Ticket Occhiuto-Spirlì per la Calabria, il Cav: "Vinceremo"

Berlusconi è sicuro: "Vinceremo e governeremo bene una Regione bellissima". Vertice rinviato a giovedì della prossima settimana per decidere su Bologna, Milano e Napoli

Ticket Occhiuto-Spirlì per la Calabria, il Cav: "Vinceremo"

Il centrodestra ha trovato l'intesa per la Calabria, scegliendo di candidare il ticket Roberto Occhiuto (presidente, in quota Forza Italia) - Nino Spirlì (vicepresidente, in quota Lega). L'annuncio ufficiale è arrivato da Silvio Berlusconi, leader del partito azzurro, attraverso un post sul proprio profilo Facebook: "Occhiuto (capogruppo di FI alla Camera, ndr) sarà capace non solo di vincere le elezioni, ma anche di governare bene una Regione bellissima, che ha molte potenzialità inespresse. Non vedo l'ora di tornare in Calabria per dare il mio contributo. Forza, Roberto! Forza Calabria!". Gioia espressa anche da Renato Brunetta, ministro della Pubblica amministrazione: "A Occhiuto vanno i miei più sinceri auguri per questa meritata avventura. La scelta naturale del centrodestra per proseguire la strada della legalità e della trasparenza tracciata da Jole. Forza!".

A stretto giro è arrivata anche la reazione dello stesso Occhiuto, che si dice "onorato" per la scelta e ringrazia gli alleati per aver fatto affidamento nei suoi confronti: "Ho scelto da tempo la Calabria. Sono pronto sin da subito a lavorare, con abnegazione e con entusiasmo, per una campagna elettorale che si preannuncia lunga ed appassionante. Da domani sarò impegnato per raggiungere questo obiettivo, per vincere le prossime elezioni Regionali. Ce la faremo".

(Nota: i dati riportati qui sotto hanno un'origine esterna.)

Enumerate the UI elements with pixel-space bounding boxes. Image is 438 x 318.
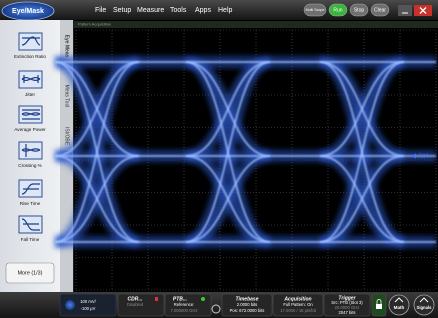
stop-label[interactable]: Stop	[354, 7, 365, 13]
menu-item[interactable]: File	[95, 7, 106, 14]
ptb-frequency: 7.000000 GHz	[170, 308, 197, 313]
app-button-label[interactable]: Eye/Mask	[12, 8, 44, 15]
tab-label[interactable]: Eye Meas	[64, 35, 70, 58]
tab-label[interactable]: Meas Tool	[64, 85, 70, 108]
math-label[interactable]: Math	[394, 305, 405, 310]
ptb-reference: Reference:	[174, 302, 194, 307]
more-label[interactable]: More (1/3)	[18, 270, 43, 276]
multi-scope-label[interactable]: Multi Scope	[306, 8, 325, 12]
menu-item[interactable]: Apps	[195, 7, 211, 14]
app-window: Eye/Mask File Setup Measure Tools Apps H…	[0, 0, 438, 318]
channel-offset: -100 μV	[81, 306, 96, 311]
measurement-label[interactable]: Average Power	[14, 127, 46, 132]
menu-item[interactable]: Tools	[170, 7, 187, 14]
trigger-pattern-length: 2047 bits	[339, 310, 356, 315]
measurement-label[interactable]: Jitter	[25, 92, 35, 97]
channel-scale: 100 mV/	[80, 299, 96, 304]
icon[interactable]	[19, 33, 42, 50]
measurement-label[interactable]: Crossing %	[18, 163, 42, 168]
cdr-state: Disabled	[127, 302, 144, 307]
channel-marker: D1A	[419, 153, 429, 159]
lock-icon	[376, 304, 382, 309]
menu-item[interactable]: Setup	[113, 7, 131, 14]
measurement-label[interactable]: Rise Time	[20, 201, 41, 206]
cdr-lock-icon	[155, 297, 158, 301]
plot-header-label: Pattern Acquisition	[78, 22, 111, 27]
minimize-button[interactable]	[398, 5, 412, 16]
menu-item[interactable]: Measure	[137, 7, 164, 14]
timebase-scale: 2.0000 bits	[237, 302, 258, 307]
measurement-label[interactable]: Fall Time	[21, 237, 40, 242]
clear-label[interactable]: Clear	[374, 7, 386, 13]
signals-label[interactable]: Signals	[417, 305, 433, 310]
menu-item[interactable]: Help	[218, 7, 233, 14]
channel-indicator	[65, 300, 75, 310]
acquisition-rate: 17.0000 / 18 pts/bit	[280, 308, 316, 313]
ptb-status-led	[201, 297, 205, 301]
run-label[interactable]: Run	[333, 7, 342, 13]
tab-label[interactable]: ISI/OBE	[64, 127, 70, 146]
plot-header	[74, 21, 438, 28]
acquisition-mode: Full Pattern: On	[283, 302, 313, 307]
timebase-position: Pos: 672.0000 bits	[230, 308, 265, 313]
measurement-label[interactable]: Extinction Ratio	[14, 54, 46, 59]
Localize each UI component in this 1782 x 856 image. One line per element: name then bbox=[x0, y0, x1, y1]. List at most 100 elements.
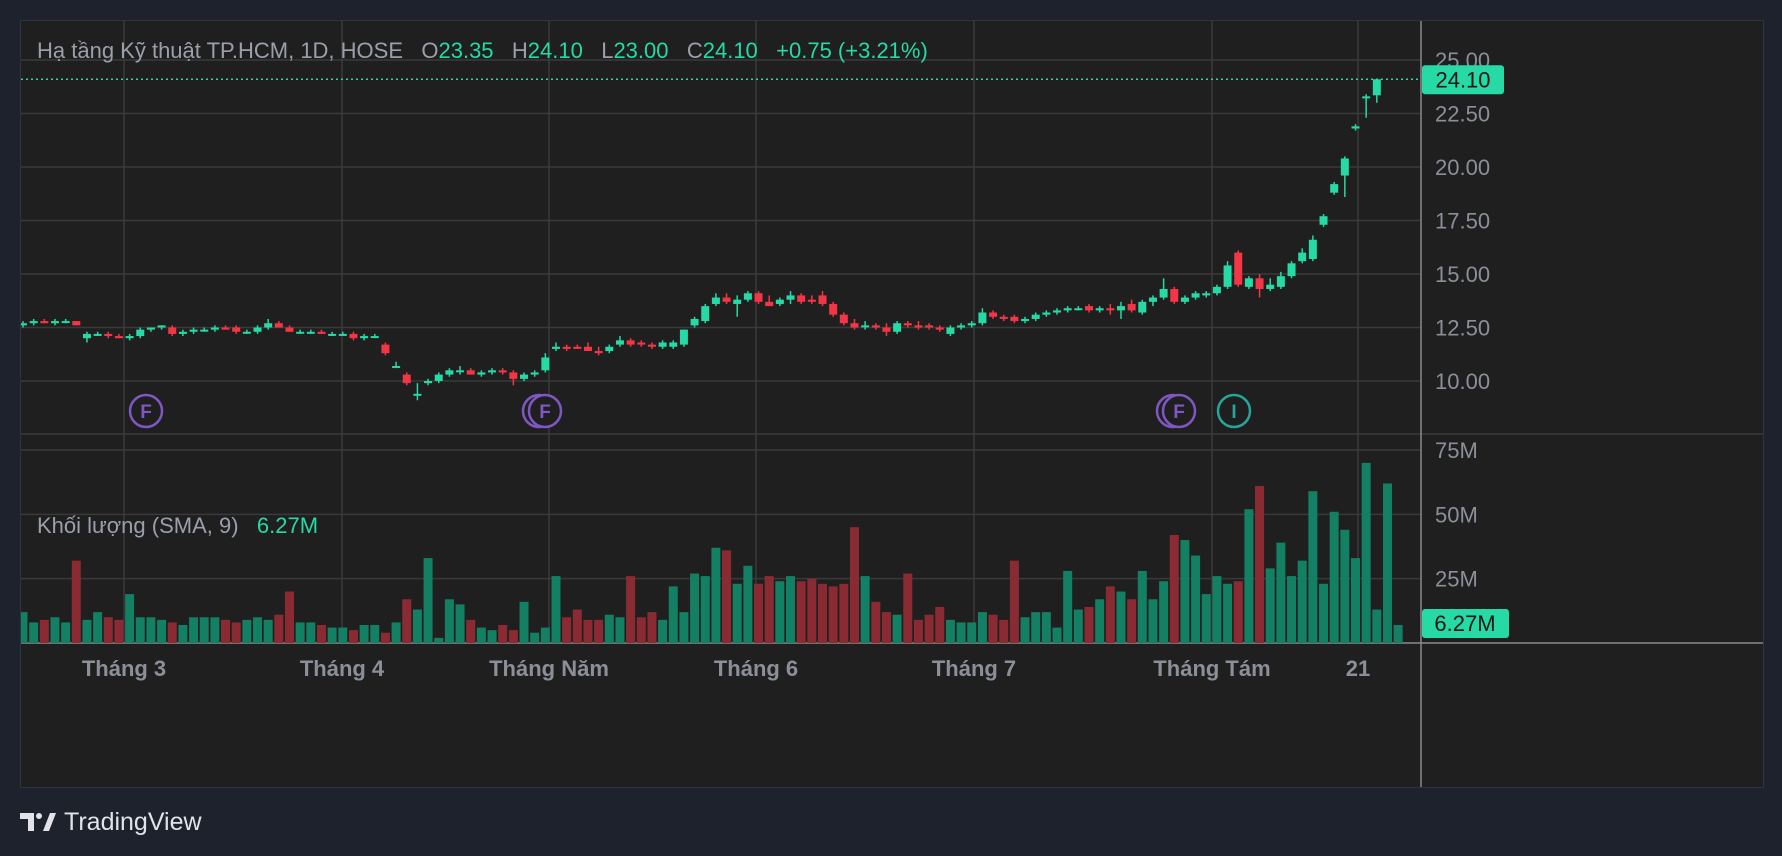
candle-body bbox=[1266, 284, 1275, 289]
symbol-name: Hạ tầng Kỹ thuật TP.HCM, 1D, HOSE bbox=[37, 38, 404, 63]
volume-bar bbox=[1329, 511, 1339, 643]
volume-bar bbox=[796, 581, 806, 643]
candle-body bbox=[893, 323, 902, 332]
candle-body bbox=[1021, 318, 1030, 322]
candle-body bbox=[317, 331, 326, 334]
candle-body bbox=[1159, 288, 1168, 298]
volume-bar bbox=[1169, 534, 1179, 643]
last-price-tag: 24.10 bbox=[1435, 67, 1490, 92]
candle-body bbox=[1330, 184, 1339, 193]
volume-bar bbox=[146, 617, 156, 643]
volume-bar bbox=[1244, 509, 1254, 643]
volume-bar bbox=[583, 619, 593, 643]
candle-body bbox=[1180, 297, 1189, 302]
candle-body bbox=[1362, 96, 1371, 99]
candle-body bbox=[306, 331, 315, 334]
tradingview-logo[interactable]: TradingView bbox=[20, 806, 202, 838]
time-tick-label: Tháng 6 bbox=[714, 656, 798, 681]
volume-bar bbox=[231, 622, 241, 643]
volume-bar bbox=[1361, 462, 1371, 643]
last-volume-tag-bg bbox=[1422, 609, 1509, 638]
volume-bar bbox=[348, 630, 358, 643]
volume-bar bbox=[455, 604, 465, 643]
volume-bar bbox=[626, 576, 636, 643]
candle-body bbox=[1095, 308, 1104, 311]
candle-body bbox=[136, 329, 145, 337]
candle-body bbox=[861, 325, 870, 328]
event-marker-i bbox=[1216, 393, 1252, 429]
event-marker-f bbox=[128, 393, 164, 429]
volume-legend: Khối lượng (SMA, 9) 6.27M bbox=[37, 513, 318, 539]
price-legend: Hạ tầng Kỹ thuật TP.HCM, 1D, HOSE O23.35… bbox=[37, 38, 928, 64]
candle-body bbox=[1319, 216, 1328, 225]
volume-bar bbox=[892, 614, 902, 643]
close-label: C bbox=[686, 38, 703, 63]
volume-bar bbox=[871, 601, 881, 643]
volume-bar bbox=[29, 622, 39, 643]
candle-body bbox=[679, 329, 688, 345]
candle-body bbox=[647, 344, 656, 347]
candle-body bbox=[221, 327, 230, 330]
candle-body bbox=[125, 336, 134, 339]
candlestick-chart[interactable]: 25.0022.5020.0017.5015.0012.5010.0075M50… bbox=[21, 21, 1763, 787]
volume-bar bbox=[935, 606, 945, 643]
volume-bar bbox=[178, 624, 188, 643]
candle-body bbox=[754, 293, 763, 302]
candle-body bbox=[711, 297, 720, 304]
time-tick-label: Tháng 7 bbox=[932, 656, 1016, 681]
volume-bar bbox=[508, 630, 518, 643]
volume-bar bbox=[444, 599, 454, 643]
volume-bar bbox=[476, 627, 486, 643]
volume-bar bbox=[594, 619, 604, 643]
volume-bar bbox=[61, 622, 71, 643]
candle-body bbox=[1298, 252, 1307, 262]
volume-bar bbox=[1351, 558, 1360, 643]
candle-body bbox=[1074, 308, 1083, 311]
volume-bar bbox=[786, 576, 796, 643]
candle-body bbox=[1085, 306, 1093, 311]
event-marker-f-label: F bbox=[539, 402, 551, 423]
event-marker-f-label: F bbox=[140, 402, 152, 423]
candle-body bbox=[594, 351, 603, 354]
candle-body bbox=[1170, 288, 1179, 302]
candle-body bbox=[114, 336, 123, 339]
candle-body bbox=[839, 314, 848, 324]
candle-body bbox=[882, 327, 891, 332]
volume-bar bbox=[828, 586, 838, 643]
candle-body bbox=[999, 316, 1008, 319]
candle-body bbox=[605, 346, 614, 352]
candle-body bbox=[253, 327, 262, 332]
volume-bar bbox=[1297, 560, 1307, 643]
volume-bar bbox=[679, 612, 689, 643]
candle-body bbox=[50, 321, 59, 324]
candle-body bbox=[93, 333, 102, 336]
volume-bar bbox=[295, 622, 305, 643]
volume-bar bbox=[754, 583, 764, 643]
volume-bar bbox=[1201, 594, 1211, 643]
chart-frame[interactable]: 25.00 22.50 20.00 17.50 15.00 12.50 10.00 75M 50… bbox=[20, 20, 1764, 788]
tradingview-icon bbox=[20, 813, 56, 831]
close-value: 24.10 bbox=[702, 38, 758, 63]
candle-body bbox=[72, 321, 81, 326]
price-change: +0.75 (+3.21%) bbox=[776, 38, 928, 63]
candle-body bbox=[1351, 126, 1360, 129]
volume-bar bbox=[1319, 583, 1329, 643]
volume-bar bbox=[1127, 599, 1137, 643]
candle-body bbox=[957, 325, 966, 328]
candle-body bbox=[701, 306, 710, 322]
volume-bar bbox=[1031, 612, 1041, 643]
candle-body bbox=[871, 325, 880, 328]
volume-bar bbox=[1233, 581, 1243, 643]
candle-body bbox=[914, 325, 923, 328]
candle-body bbox=[786, 295, 795, 300]
volume-bar bbox=[1180, 540, 1190, 643]
volume-bar bbox=[1084, 606, 1094, 643]
volume-bar bbox=[167, 622, 177, 643]
candle-body bbox=[189, 329, 198, 332]
event-marker-f bbox=[527, 393, 563, 429]
candle-body bbox=[541, 357, 550, 371]
volume-bar bbox=[1340, 529, 1350, 643]
candle-body bbox=[818, 295, 827, 304]
volume-bar bbox=[775, 581, 785, 643]
candle-body bbox=[775, 299, 784, 304]
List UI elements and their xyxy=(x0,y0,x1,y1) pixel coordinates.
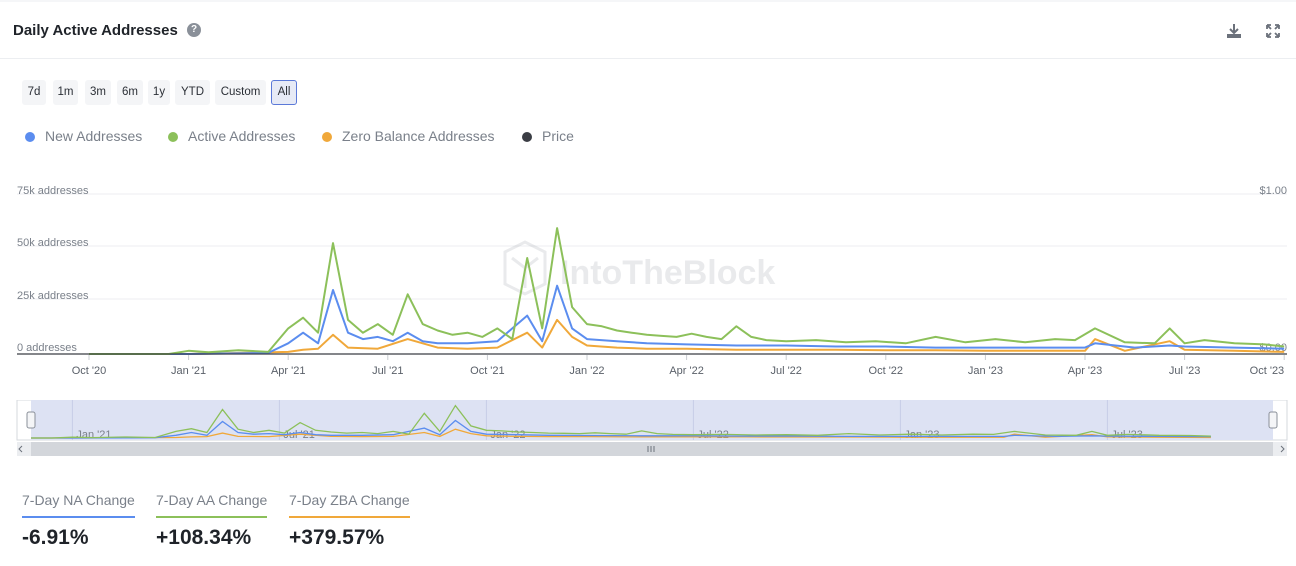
navigator-line-new-addresses xyxy=(31,419,1211,439)
stat-zba-change: 7-Day ZBA Change +379.57% xyxy=(289,490,410,550)
stat-underline xyxy=(156,516,268,518)
navigator-tick-label: Jul '21 xyxy=(283,429,314,441)
x-tick-label: Oct '22 xyxy=(869,365,904,377)
range-7d-button[interactable]: 7d xyxy=(22,80,46,105)
card-header: Daily Active Addresses ? xyxy=(0,2,1296,59)
range-ytd-button[interactable]: YTD xyxy=(175,80,210,105)
x-tick-label: Apr '21 xyxy=(271,365,306,377)
stat-label: 7-Day ZBA Change xyxy=(289,492,410,508)
download-icon[interactable] xyxy=(1225,22,1243,40)
x-tick-label: Jul '21 xyxy=(372,365,403,377)
legend-dot xyxy=(522,132,532,142)
stat-label: 7-Day NA Change xyxy=(22,492,135,508)
x-tick-label: Oct '23 xyxy=(1250,365,1285,377)
legend-label: New Addresses xyxy=(45,128,143,144)
x-tick-label: Jul '22 xyxy=(770,365,801,377)
chart-grid xyxy=(17,193,1287,300)
x-tick-label: Jan '23 xyxy=(968,365,1003,377)
x-tick-label: Jan '22 xyxy=(569,365,604,377)
stat-value: +379.57% xyxy=(289,526,385,549)
navigator-left-handle[interactable] xyxy=(26,411,36,429)
scroll-left-arrow-icon[interactable] xyxy=(18,445,23,453)
x-tick-label: Jul '23 xyxy=(1169,365,1200,377)
scrollbar-thumb[interactable] xyxy=(31,442,1273,456)
stat-aa-change: 7-Day AA Change +108.34% xyxy=(156,490,268,550)
main-chart[interactable]: IntoTheBlock 75k addresses 50k addresses… xyxy=(0,172,1296,382)
y-tick-50k: 50k addresses xyxy=(17,237,89,249)
x-axis: Oct '20 Jan '21 Apr '21 Jul '21 Oct '21 Jan '… xyxy=(72,355,1285,377)
stat-underline xyxy=(22,516,135,518)
range-6m-button[interactable]: 6m xyxy=(117,80,143,105)
legend-label: Price xyxy=(542,128,574,144)
scroll-right-arrow-icon[interactable] xyxy=(1280,445,1285,453)
legend-label: Zero Balance Addresses xyxy=(342,128,495,144)
series-layer xyxy=(89,227,1285,355)
legend-dot xyxy=(168,132,178,142)
legend-dot xyxy=(25,132,35,142)
navigator-series xyxy=(31,404,1211,439)
series-line-new-addresses[interactable] xyxy=(89,284,1285,355)
scrollbar-grip-icon xyxy=(647,446,655,452)
range-1y-button[interactable]: 1y xyxy=(148,80,170,105)
y2-tick-1: $1.00 xyxy=(1259,185,1287,197)
range-all-button[interactable]: All xyxy=(271,80,297,105)
range-3m-button[interactable]: 3m xyxy=(85,80,111,105)
stat-label: 7-Day AA Change xyxy=(156,492,268,508)
help-icon[interactable]: ? xyxy=(187,23,201,37)
stat-na-change: 7-Day NA Change -6.91% xyxy=(22,490,135,550)
range-1m-button[interactable]: 1m xyxy=(53,80,78,105)
stat-underline xyxy=(289,516,410,518)
stat-value: +108.34% xyxy=(156,526,252,549)
x-tick-label: Jan '21 xyxy=(171,365,206,377)
x-tick-label: Oct '21 xyxy=(470,365,505,377)
navigator-right-handle[interactable] xyxy=(1268,411,1278,429)
legend-dot xyxy=(322,132,332,142)
navigator[interactable]: Jan '21 Jul '21 Jan '22 Jul '22 Jan '23 Jul '… xyxy=(0,400,1296,458)
series-line-active-addresses[interactable] xyxy=(89,227,1285,355)
y-tick-25k: 25k addresses xyxy=(17,290,89,302)
legend-label: Active Addresses xyxy=(188,128,296,144)
y-tick-0: 0 addresses xyxy=(17,342,77,354)
stat-value: -6.91% xyxy=(22,526,89,549)
navigator-tick-label: Jan '21 xyxy=(76,429,111,441)
x-tick-label: Oct '20 xyxy=(72,365,107,377)
watermark-logo: IntoTheBlock xyxy=(503,240,775,296)
y-tick-75k: 75k addresses xyxy=(17,185,89,197)
page-title: Daily Active Addresses xyxy=(13,22,178,39)
range-custom-button[interactable]: Custom xyxy=(215,80,266,105)
x-tick-label: Apr '23 xyxy=(1068,365,1103,377)
navigator-line-active-addresses xyxy=(31,404,1211,439)
x-tick-label: Apr '22 xyxy=(669,365,704,377)
fullscreen-icon[interactable] xyxy=(1264,22,1282,40)
series-line-zero-balance-addresses[interactable] xyxy=(89,318,1285,355)
watermark-text: IntoTheBlock xyxy=(560,254,775,292)
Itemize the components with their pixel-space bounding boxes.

Fumata nera per Bologna e Milano

Invece per Bologna, Milano e Napoli sono in corso approfondimenti che si concluderanno nel giro di pochi giorni: la coalizione anche questa volta non è riuscita a trovare la quadra definitiva per le elezioni Amministrative che si terranno tra settembre e ottobre. I partiti del centrodestra si sono riuniti subito dopo pranzo per provare a chiudere la partita dei candidati sindaci delle città scoperte, caselle rimaste ancora vuote dopo l'ultimo vertice andato in scena la scorsa settimana, ma pure in questa occasione non vi è stata convergenza. Pertanto il vertice è stato convocato di nuovo per giovedì della prossima settimana alle ore 15.

Per Milano c'è una terna di opzioni: Oscar di Montigny (genero di Ennio Doris), Maurizio Dallocchio (professore della Bocconi) e il manager Riccardo Ruggiero. Bisognerà però vedere chi accetterà la possibilità di avere Gabriele Albertini come candidato vice. Nella lista di Bologna figurano Fabio Battistini e Roberto Mugavero, a cui si aggiunge Ilaria Giorgetti (civica con un'esperienza passata nel Pdl) avanzata dai forzisti. Per Napoli si dovrebbe convergere sul candidato civico Catello Maresca.

Da parte di Matteo Salvini è giunto un chiarimento non indifferente: in ogni città ci saranno candidati civici. "Ci siamo presi l'impegno come centrodestra di essere inclusivi, solidali e innovativi. Ci sono gli ultimi incontri che giustamente altri hanno chiesto su Milano e Bologna per conoscere e incontrare. Gli altri hanno chiesto di incontrare persone che non hanno ancora incontrato e quindi all'inizio della settimana prossima avremo chiuso tutto unitariamente", ha dichiarato il leader della Lega.

I candidati del centrodestra

La scorsa settimana è arrivata l'intesa ufficiale per il ticket Enrico Michetti-Simonetta Matone a Roma: l'avvocato proverà a diventare il primo cittadino della Capitale al posto di Virginia Raggi, mentre l'ex magistrato è stata indicata come possibile prosindaco. Da ricordare che di recente Vittorio Sgarbi ha dato la disponibilità a ritirare la propria candidatura in città per accettare - nel caso di trionfo del centrodestra - l'incarico come assessore alla Cultura.

Anche a Torino la coalizione ha raggiunto l'accordo, decidendo di puntare su Paolo Damilano.

L'imprenditore di 49 anni, che da oltre 20 anni si occupa della cantina di famiglia ma il cui business è diversificato anche nel settore della ristorazione e delle acque minerali, sarà quindi il candidato per tentare di prendere il posto dopo l'amministrazione Appendino. Il suo principale sfidante sarà Stefano Lo Russo del Partito democratico, che ha vinto le primarie e dunque sarà la figura su cui punterà il centrosinistra.